Together, these events prevent internalized
receptors from recycling to the plasma membrane and promote the subsequent delivery of ubiquitin-marked receptors to lysosomes. Ubiquitin-directed sorting has been extensively demonstrated in mammalian cells for the epidermal growth factor (EGF) receptor tyrosine kinase (Raiborg and Stenmark, 2009; Eden et al., 2012) and there is increasing evidence for ubiquitin-directed sorting of various 7TMRs, as reviewed elsewhere (Marchese et al., 2008; Shenoy, 2007; Kirkin and Dikic, 2007). In some cases, specific ubiquitin ligases and hydrolases controlling 7TMR endocytic trafficking have been identified, as previously reviewed elsewhere (Hislop and von Zastrow, 2011; Marchese et al., 2008; Shenoy, 2007), but the available information on this topic is presently limited to studies of 7TMR regulation in nonneural cell types. Some selleckchem neuromodulatory 7TMRs do not require ubiquitylation to undergo efficient endocytic delivery to lysosomes, and there is evidence for additional machinery directing this process. For example, internalized delta opioid receptors can
be effectively excluded from the recycling pathway and delivered to lysosomes even when their ubiquitylation is prevented by mutation of all cytoplasmic lysine residues (Tanowitz and Von Zastrow, 2002). Receptor ubiquitylation enhances but is not required for opioid receptor localization to intralumenal vesicles, and receptors can be delivered to lysosomes for inactivating proteolytic fragmentation even when transfer www.selleckchem.com/ferroptosis.html to intralumenal vesicles is blocked (Hislop et al., 2009; Henry et al., 2011).

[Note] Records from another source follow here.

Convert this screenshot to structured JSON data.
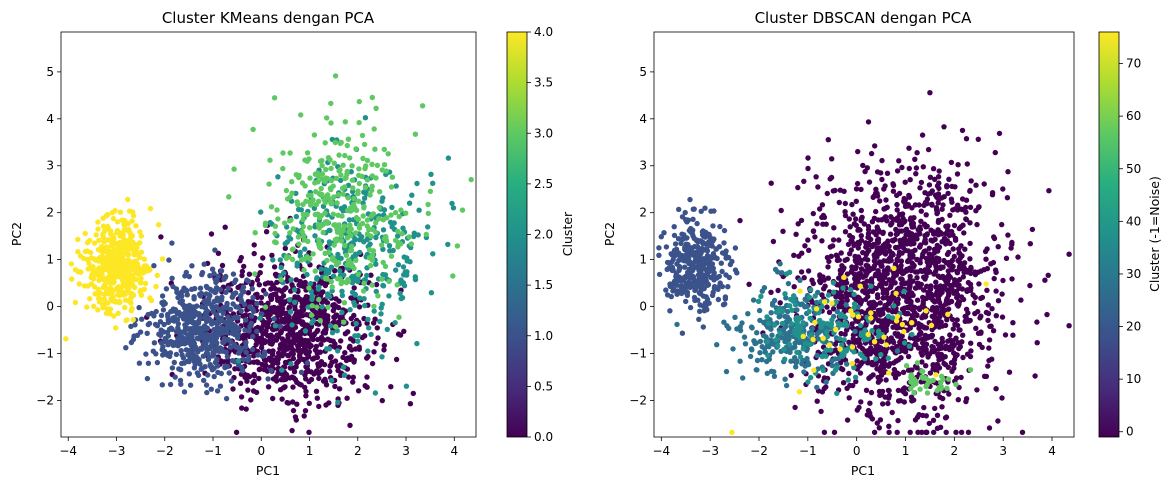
{
  "chart_data": [
    {
      "type": "scatter",
      "title": "Cluster KMeans dengan PCA",
      "xlabel": "PC1",
      "ylabel": "PC2",
      "xlim": [
        -4.15,
        4.45
      ],
      "ylim": [
        -2.78,
        5.85
      ],
      "xticks": [
        -4,
        -3,
        -2,
        -1,
        0,
        1,
        2,
        3,
        4
      ],
      "yticks": [
        -2,
        -1,
        0,
        1,
        2,
        3,
        4,
        5
      ],
      "grid": false,
      "colormap": "viridis",
      "colorbar": {
        "label": "Cluster",
        "range": [
          0.0,
          4.0
        ],
        "ticks": [
          "0.0",
          "0.5",
          "1.0",
          "1.5",
          "2.0",
          "2.5",
          "3.0",
          "3.5",
          "4.0"
        ]
      },
      "clusters": [
        {
          "value": 0,
          "color": "#440154",
          "center": [
            0.6,
            -0.5
          ],
          "spread": [
            0.85,
            0.75
          ],
          "approx_count": 900
        },
        {
          "value": 1,
          "color": "#3b528b",
          "center": [
            -1.2,
            -0.45
          ],
          "spread": [
            0.6,
            0.55
          ],
          "approx_count": 550
        },
        {
          "value": 2,
          "color": "#21918c",
          "center": [
            1.9,
            1.2
          ],
          "spread": [
            0.8,
            1.0
          ],
          "approx_count": 350
        },
        {
          "value": 3,
          "color": "#5ec962",
          "center": [
            1.6,
            2.0
          ],
          "spread": [
            0.75,
            1.0
          ],
          "approx_count": 350
        },
        {
          "value": 4,
          "color": "#fde725",
          "center": [
            -3.0,
            0.85
          ],
          "spread": [
            0.35,
            0.5
          ],
          "approx_count": 450
        }
      ]
    },
    {
      "type": "scatter",
      "title": "Cluster DBSCAN dengan PCA",
      "xlabel": "PC1",
      "ylabel": "PC2",
      "xlim": [
        -4.15,
        4.45
      ],
      "ylim": [
        -2.78,
        5.85
      ],
      "xticks": [
        -4,
        -3,
        -2,
        -1,
        0,
        1,
        2,
        3,
        4
      ],
      "yticks": [
        -2,
        -1,
        0,
        1,
        2,
        3,
        4,
        5
      ],
      "grid": false,
      "colormap": "viridis",
      "colorbar": {
        "label": "Cluster (-1=Noise)",
        "range": [
          -1,
          76
        ],
        "ticks": [
          "0",
          "10",
          "20",
          "30",
          "40",
          "50",
          "60",
          "70"
        ]
      },
      "clusters": [
        {
          "value": -1,
          "color": "#440154",
          "center": [
            0.9,
            0.3
          ],
          "spread": [
            1.0,
            1.3
          ],
          "approx_count": 1700
        },
        {
          "value": 22,
          "color": "#3b528b",
          "center": [
            -3.3,
            0.9
          ],
          "spread": [
            0.3,
            0.5
          ],
          "approx_count": 350
        },
        {
          "value": 28,
          "color": "#2c728e",
          "center": [
            -1.3,
            -0.6
          ],
          "spread": [
            0.6,
            0.5
          ],
          "approx_count": 250
        },
        {
          "value": 40,
          "color": "#21918c",
          "center": [
            -0.6,
            -0.5
          ],
          "spread": [
            0.7,
            0.5
          ],
          "approx_count": 150
        },
        {
          "value": 60,
          "color": "#5ec962",
          "center": [
            1.4,
            -1.6
          ],
          "spread": [
            0.3,
            0.15
          ],
          "approx_count": 40
        },
        {
          "value": 72,
          "color": "#fde725",
          "center": [
            0.0,
            -0.6
          ],
          "spread": [
            0.9,
            0.6
          ],
          "approx_count": 40
        }
      ]
    }
  ]
}
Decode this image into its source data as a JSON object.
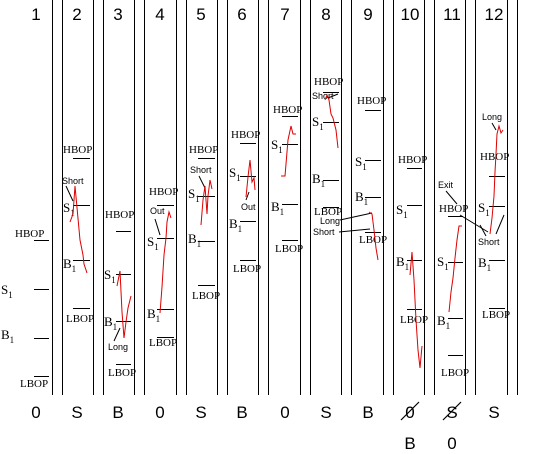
{
  "columns": [
    {
      "num": "1",
      "result": "0",
      "result_struck": false,
      "extra": ""
    },
    {
      "num": "2",
      "result": "S",
      "result_struck": false,
      "extra": ""
    },
    {
      "num": "3",
      "result": "B",
      "result_struck": false,
      "extra": ""
    },
    {
      "num": "4",
      "result": "0",
      "result_struck": false,
      "extra": ""
    },
    {
      "num": "5",
      "result": "S",
      "result_struck": false,
      "extra": ""
    },
    {
      "num": "6",
      "result": "B",
      "result_struck": false,
      "extra": ""
    },
    {
      "num": "7",
      "result": "0",
      "result_struck": false,
      "extra": ""
    },
    {
      "num": "8",
      "result": "S",
      "result_struck": false,
      "extra": ""
    },
    {
      "num": "9",
      "result": "B",
      "result_struck": false,
      "extra": ""
    },
    {
      "num": "10",
      "result": "0",
      "result_struck": true,
      "extra": "B"
    },
    {
      "num": "11",
      "result": "S",
      "result_struck": true,
      "extra": "0"
    },
    {
      "num": "12",
      "result": "S",
      "result_struck": false,
      "extra": ""
    }
  ],
  "labels": {
    "hbop": "HBOP",
    "lbop": "LBOP",
    "s": "S",
    "b": "B",
    "sub": "1"
  },
  "notes": {
    "short": "Short",
    "long": "Long",
    "out": "Out",
    "exit": "Exit"
  },
  "colors": {
    "price_line": "#dd0000",
    "ink": "#000000"
  }
}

Nevertheless, irrespective of whether or not ubiquitylation of receptors is allowed to
occur, the overall process of delta opioid receptor degradation requires the main components of the ESCRT machinery (Hislop et al., 2004). Accordingly, the present data suggest that discrete ubiquitin-independent and -dependent sorting mechanisms operate in series in the conserved ESCRT-dependent MVB pathway, with the ubiquitylation-independent oxyclozanide mechanism operating effectively upstream and having the ability to effectively “force” internalized receptors to traffic to lysosomes even when their ubiquitylation is prevented (Henry et al., 2011). Evidence for ubiquitylation-independent sorting of internalized 7TMRs to lysosomes, as for the ubiquitin-directed sorting mechanism discussed above, is presently limited primarily to studies of nonneural cell types. The biochemical basis for ubiquitylation-independent lysosomal delivery of 7TMRs remains poorly understood in any system. One possibility is that internalized receptors are guided to lysosomes simply through “piggybacking” on a ubiquitin-directed cargo, as proposed for ubiquitin-independent trafficking in yeast (Macdonald et al.